(Reuters) – Danish defender Andreas Christensen said on Thursday that he was a Barcelona supporter as a child and that signing with the Spanish club was “a dream come true”.
“I grew up watching Barcelona, and Ronaldinho and Deco were my favourite players,” Christensen told a news conference after signing a contract until June 2026.
“I’m so happy and I was waiting a long time for this day to arrive. I’m very excited to get started.
“It’s true that I had other options and good teams showed interest in signing me, but when you have a dream you don’t hesitate. Dreams can come true.”
The 26-year-old centre-half left Chelsea at the end of his contract in June to join Barcelona on a free transfer with a buy-out clause set at 500 million euros ($509.40 million).
Christensen, who has 56 caps for Denmark, helped Chelsea to win the Champions League in the 2020-21 season as well as the FIFA Club World Cup and the UEFA Super Cup in 2021.

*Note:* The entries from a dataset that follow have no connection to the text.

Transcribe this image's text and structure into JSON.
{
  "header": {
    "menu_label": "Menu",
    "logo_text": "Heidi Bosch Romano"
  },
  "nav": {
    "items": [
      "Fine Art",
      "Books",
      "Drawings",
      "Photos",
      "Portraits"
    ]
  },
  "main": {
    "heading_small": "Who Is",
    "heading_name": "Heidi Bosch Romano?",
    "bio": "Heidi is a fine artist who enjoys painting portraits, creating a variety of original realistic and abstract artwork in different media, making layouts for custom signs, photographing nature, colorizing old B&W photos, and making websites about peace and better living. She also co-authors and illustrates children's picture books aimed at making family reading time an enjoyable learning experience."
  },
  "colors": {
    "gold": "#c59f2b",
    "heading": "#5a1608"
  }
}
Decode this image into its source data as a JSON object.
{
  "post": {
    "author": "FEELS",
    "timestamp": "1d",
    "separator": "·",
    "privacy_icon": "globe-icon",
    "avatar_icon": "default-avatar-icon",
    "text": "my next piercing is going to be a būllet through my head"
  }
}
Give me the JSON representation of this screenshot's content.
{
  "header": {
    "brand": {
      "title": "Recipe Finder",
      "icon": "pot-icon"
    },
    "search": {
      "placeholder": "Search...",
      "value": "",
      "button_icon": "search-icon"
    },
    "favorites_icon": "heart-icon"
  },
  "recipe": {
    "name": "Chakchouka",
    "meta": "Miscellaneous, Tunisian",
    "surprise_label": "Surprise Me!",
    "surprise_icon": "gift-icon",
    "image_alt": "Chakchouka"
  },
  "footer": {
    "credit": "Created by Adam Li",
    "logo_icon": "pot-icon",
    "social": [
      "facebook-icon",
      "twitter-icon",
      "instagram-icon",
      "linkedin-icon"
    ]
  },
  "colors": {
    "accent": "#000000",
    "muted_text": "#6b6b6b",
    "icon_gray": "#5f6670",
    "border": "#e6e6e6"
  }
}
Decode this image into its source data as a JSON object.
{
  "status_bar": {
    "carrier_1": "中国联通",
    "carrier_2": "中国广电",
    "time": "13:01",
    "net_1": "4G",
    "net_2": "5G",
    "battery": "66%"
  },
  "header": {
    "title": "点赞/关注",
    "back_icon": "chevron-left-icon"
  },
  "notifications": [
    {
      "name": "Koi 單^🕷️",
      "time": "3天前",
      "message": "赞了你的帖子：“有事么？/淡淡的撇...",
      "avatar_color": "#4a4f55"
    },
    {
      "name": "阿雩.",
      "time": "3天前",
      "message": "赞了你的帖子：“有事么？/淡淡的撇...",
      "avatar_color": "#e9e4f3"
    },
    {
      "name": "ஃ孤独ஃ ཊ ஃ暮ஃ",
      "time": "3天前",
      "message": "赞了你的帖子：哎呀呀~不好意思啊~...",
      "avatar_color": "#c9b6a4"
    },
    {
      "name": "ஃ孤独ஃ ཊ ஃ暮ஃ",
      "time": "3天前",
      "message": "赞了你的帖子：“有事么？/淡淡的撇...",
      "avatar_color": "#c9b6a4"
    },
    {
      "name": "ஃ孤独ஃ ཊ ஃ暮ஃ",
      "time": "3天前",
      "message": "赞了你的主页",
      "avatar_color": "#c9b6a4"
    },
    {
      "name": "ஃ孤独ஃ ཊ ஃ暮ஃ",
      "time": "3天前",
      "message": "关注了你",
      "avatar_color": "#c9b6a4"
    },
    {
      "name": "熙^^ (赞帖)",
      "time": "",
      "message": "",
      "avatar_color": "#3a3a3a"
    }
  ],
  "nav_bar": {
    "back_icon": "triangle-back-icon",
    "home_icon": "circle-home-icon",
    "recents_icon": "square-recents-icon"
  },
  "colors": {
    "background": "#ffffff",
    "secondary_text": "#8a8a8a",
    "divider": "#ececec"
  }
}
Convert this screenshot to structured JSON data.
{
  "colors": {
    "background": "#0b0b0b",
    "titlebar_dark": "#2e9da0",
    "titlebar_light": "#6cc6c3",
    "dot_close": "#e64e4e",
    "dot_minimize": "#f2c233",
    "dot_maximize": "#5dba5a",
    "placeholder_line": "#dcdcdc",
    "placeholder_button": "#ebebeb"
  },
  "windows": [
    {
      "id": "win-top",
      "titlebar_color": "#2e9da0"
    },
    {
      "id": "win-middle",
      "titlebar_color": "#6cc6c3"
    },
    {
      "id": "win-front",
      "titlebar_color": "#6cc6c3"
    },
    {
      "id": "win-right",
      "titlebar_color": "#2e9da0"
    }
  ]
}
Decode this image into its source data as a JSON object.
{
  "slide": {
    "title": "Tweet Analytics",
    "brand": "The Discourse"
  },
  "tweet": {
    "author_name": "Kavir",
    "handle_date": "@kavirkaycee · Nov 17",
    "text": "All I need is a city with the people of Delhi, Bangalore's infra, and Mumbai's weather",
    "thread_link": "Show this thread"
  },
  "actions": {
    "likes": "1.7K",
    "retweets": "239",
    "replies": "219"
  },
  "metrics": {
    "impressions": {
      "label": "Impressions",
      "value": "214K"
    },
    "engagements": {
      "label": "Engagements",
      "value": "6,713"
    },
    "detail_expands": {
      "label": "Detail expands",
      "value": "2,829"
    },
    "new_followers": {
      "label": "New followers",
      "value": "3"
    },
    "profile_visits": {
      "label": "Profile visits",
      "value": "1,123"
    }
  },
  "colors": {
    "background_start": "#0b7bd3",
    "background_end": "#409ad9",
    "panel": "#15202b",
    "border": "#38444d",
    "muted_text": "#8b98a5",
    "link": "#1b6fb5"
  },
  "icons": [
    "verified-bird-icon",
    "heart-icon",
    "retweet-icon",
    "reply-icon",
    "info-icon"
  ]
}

“I’m very proud of my four years with Chelsea, I have won some very special trophies there. I work hard every day trying to write my own history,” Christensen said.
He said he talked to Barca’s Danish forward Martin Braithwaite and former Chelsea team mates Marcos Alonso and Cesar Azpilicueta when he was negotiating his contract.
“When I discussed this possibility with them, all the comments were positive.
“They spoke very well to me about the club, the city and the Spanish culture. I wanted to be part of all of this.”
Christensen said that the winning culture and the attacking playing style were what made him support the club when he was young.
“Barca attracts me because of the way they play. I remember, specifically, Ronaldinho. The way he played… I wanted to be a striker like him,” Christensen said, adding that he was optimistic about his new club’s chances after they finished last season without a trophy.
“As players, we all want to win, that’s the main goal. I think the team and the club have this potential. This has never changed in the history of Barca.”